Machine learning aids medication developers and brewers by predicting metabolism.
Scientists at the Francis Crick Institute have created machine learning algorithms that can predict yeast metabolism based on its protein concentration. Brewers may be able to have more control over the flavour of their beer as a result of the results, and scientists may be able to personalise therapies for metabolic problem patients in the future.
Metabolism is a set of chemical events through which organisms turn foods into energy and necessary chemicals. When yeast metabolises sugar in the absence of oxygen, it 'ferments,' producing alcohol, acids, and gases, as well as flavour compounds, which are what give bread, wine, and beer their distinctive flavours.
Metabolism produces hundreds of tiny compounds called metabolites within a cell. Although yeast and humans are evolutionarily different, many of these metabolites are same and produced in comparable ways. However, the processes that control metabolism have remained a mystery until now.
Machine learning algorithms can predict the metabolism of brewer's yeast (S. cerevisiae) to a great extent if they are given huge volumes of protein expression information, according to a new study published in Cell Systems.
"We now have a better understanding of what controls metabolism thanks to machine learning, which is good news for brewers looking to make the perfect pint, or for biotechnologists using yeast to produce vaccines and other medically important proteins," says Aleksej Zelezniak, first author of the paper and researcher at the Crick, who recently moved to Sweden to start his own research group at Chalmers University of Technology.

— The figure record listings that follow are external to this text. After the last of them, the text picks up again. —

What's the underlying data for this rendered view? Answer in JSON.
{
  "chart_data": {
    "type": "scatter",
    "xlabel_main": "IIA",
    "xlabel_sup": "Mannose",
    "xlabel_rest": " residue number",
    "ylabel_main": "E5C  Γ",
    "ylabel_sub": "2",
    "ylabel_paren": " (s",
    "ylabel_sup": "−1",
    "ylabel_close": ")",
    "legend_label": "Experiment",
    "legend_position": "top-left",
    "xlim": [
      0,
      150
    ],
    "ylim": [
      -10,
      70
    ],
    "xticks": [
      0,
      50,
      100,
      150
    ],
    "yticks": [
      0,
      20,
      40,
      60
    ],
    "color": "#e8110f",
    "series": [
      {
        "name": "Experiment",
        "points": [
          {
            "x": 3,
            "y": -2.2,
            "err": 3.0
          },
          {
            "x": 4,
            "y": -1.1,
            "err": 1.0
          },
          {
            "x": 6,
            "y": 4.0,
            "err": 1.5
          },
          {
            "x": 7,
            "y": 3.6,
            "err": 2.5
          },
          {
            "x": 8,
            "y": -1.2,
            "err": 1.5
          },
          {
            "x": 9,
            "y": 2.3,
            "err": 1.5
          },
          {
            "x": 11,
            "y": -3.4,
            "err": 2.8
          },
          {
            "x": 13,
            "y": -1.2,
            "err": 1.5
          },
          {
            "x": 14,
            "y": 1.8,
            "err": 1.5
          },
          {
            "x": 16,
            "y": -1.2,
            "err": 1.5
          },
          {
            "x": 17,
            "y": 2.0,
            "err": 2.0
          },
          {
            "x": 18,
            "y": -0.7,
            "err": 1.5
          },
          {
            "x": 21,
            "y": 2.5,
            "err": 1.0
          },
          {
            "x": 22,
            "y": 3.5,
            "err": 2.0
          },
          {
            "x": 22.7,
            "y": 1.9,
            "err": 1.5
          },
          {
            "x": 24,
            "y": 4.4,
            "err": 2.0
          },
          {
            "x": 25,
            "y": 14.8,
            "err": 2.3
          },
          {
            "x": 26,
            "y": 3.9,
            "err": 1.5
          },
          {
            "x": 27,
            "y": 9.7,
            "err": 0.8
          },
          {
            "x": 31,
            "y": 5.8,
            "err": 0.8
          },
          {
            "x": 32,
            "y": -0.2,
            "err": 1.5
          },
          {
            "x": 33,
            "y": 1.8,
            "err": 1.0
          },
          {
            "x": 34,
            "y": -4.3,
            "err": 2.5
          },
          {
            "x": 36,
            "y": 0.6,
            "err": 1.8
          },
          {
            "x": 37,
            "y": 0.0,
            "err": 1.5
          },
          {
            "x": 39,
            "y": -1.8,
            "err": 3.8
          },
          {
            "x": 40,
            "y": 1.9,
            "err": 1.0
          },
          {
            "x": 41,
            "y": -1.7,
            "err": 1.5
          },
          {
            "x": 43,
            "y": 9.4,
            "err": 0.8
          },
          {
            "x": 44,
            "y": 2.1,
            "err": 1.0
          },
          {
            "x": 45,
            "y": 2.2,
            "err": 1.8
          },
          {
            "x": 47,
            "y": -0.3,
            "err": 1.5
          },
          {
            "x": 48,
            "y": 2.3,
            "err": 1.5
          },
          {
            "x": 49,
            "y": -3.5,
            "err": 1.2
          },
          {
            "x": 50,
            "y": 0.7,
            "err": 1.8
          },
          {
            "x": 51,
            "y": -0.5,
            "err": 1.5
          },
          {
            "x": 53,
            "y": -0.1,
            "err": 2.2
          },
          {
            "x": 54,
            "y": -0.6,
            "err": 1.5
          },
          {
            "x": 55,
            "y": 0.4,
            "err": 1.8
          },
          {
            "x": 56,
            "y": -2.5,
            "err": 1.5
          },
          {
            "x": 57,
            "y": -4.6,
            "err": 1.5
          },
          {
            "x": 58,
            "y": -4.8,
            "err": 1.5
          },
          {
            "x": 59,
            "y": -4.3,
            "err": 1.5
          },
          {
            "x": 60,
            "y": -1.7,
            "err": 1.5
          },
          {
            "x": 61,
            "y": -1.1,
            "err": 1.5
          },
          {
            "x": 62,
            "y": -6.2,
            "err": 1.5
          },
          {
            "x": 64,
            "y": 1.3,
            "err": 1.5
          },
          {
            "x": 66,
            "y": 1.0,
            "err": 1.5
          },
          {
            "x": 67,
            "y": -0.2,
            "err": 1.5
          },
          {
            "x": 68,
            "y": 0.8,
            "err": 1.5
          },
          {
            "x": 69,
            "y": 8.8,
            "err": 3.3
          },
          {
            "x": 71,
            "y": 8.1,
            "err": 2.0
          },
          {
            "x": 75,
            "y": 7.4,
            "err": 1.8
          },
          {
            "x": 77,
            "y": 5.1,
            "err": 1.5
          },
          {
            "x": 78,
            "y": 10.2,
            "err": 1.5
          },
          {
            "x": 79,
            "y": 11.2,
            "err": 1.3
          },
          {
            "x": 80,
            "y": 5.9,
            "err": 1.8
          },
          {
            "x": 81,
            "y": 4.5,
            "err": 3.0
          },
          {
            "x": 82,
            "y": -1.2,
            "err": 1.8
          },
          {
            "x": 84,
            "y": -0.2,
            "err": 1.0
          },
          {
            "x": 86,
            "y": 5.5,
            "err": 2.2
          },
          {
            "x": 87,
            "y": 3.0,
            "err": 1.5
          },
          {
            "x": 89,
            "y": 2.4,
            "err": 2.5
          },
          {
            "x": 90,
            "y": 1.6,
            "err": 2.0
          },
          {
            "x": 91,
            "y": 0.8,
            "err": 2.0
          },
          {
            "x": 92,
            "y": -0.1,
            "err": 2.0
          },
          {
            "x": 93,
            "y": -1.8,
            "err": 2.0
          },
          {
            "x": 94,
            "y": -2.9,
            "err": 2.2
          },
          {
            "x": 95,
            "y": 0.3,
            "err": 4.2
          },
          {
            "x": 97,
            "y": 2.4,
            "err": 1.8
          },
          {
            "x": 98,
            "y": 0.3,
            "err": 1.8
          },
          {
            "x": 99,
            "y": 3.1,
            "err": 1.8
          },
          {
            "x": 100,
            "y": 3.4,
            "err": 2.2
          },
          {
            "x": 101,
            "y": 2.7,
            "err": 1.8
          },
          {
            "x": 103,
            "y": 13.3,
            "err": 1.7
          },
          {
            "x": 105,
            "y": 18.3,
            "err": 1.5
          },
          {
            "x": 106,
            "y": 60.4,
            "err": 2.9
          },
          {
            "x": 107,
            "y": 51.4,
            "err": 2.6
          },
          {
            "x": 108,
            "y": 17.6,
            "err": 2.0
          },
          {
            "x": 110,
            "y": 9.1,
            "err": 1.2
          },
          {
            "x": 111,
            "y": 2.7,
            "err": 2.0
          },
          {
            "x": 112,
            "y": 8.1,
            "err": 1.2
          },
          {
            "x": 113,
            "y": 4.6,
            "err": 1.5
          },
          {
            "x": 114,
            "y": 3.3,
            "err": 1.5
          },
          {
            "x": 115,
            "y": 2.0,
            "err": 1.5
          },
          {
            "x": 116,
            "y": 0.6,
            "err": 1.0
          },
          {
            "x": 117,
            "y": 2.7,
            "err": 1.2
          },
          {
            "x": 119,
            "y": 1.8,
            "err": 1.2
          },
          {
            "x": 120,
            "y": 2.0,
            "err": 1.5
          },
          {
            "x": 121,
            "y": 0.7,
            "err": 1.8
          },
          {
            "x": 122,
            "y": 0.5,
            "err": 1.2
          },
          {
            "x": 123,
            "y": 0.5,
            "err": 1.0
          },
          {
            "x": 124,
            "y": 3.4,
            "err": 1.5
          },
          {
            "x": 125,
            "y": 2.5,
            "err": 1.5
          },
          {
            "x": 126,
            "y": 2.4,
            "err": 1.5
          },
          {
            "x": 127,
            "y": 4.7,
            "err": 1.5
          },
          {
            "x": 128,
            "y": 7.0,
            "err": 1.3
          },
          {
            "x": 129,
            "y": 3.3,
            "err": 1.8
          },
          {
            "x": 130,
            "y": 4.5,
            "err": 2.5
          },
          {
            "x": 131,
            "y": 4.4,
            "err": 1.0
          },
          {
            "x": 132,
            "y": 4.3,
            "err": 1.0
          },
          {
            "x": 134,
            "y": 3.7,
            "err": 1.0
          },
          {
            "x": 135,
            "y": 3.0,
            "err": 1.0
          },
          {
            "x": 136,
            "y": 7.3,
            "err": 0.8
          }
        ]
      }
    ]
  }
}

Protein-metabolite interactions
Until date, scientists have been split on whether metabolism is self-regulating or controlled by changes in gene expression, partially due to the failure of existing methods to find a substantial association between the read-out of genes (proteins) and metabolites.
Researchers examined enzyme expression in 97 different strains of S. cerevisiae, which are known to have diverse metabolisms, and linked it to variations in metabolite concentrations.
They created machine learning algorithms that could detect intricate correlations between gene expression changes and the metabolites generated. They discovered that metabolism is governed by a complex network of enzymes working together, with no single enzyme having a significant impact on its own.
"The link between enzyme expression and metabolism in yeast is so intricate that prior models have failed to detect it," explains Markus Ralser, the paper's senior author and group leader at the Crick. "Changes in cellular metabolism are closely linked to conditions that worsen with age, such as diabetes, cancer, and neurodegenerative diseases. The ability to predict metabolism in basic cells like yeast cells is a significant step forward in the effort to predict metabolism in human tissues.
"Tech titans like Amazon and Facebook routinely utilise similar computational technologies. Instead of utilising them to personalise adverts or recommend pals, we've used them to anticipate the metabolism of yeast cells. These findings help us understand not only the basis of beer flavouring, but also several human metabolic problems."
Beer to individualised medicine
The researchers hope to apply their discoveries in yeast cells to patients with metabolic illnesses in the next few years.
"It may seem unusual to non-biologists that we can translate our understanding of yeast to people," Aleksej explains, "yet many key aspects of what we know about human biology emerged from yeast research."
"We're currently working on expanding our algorithms to include information on a person's metabolism based on the proteins found in their blood. This data could aid doctors in determining which therapy choice is optimal for each patient."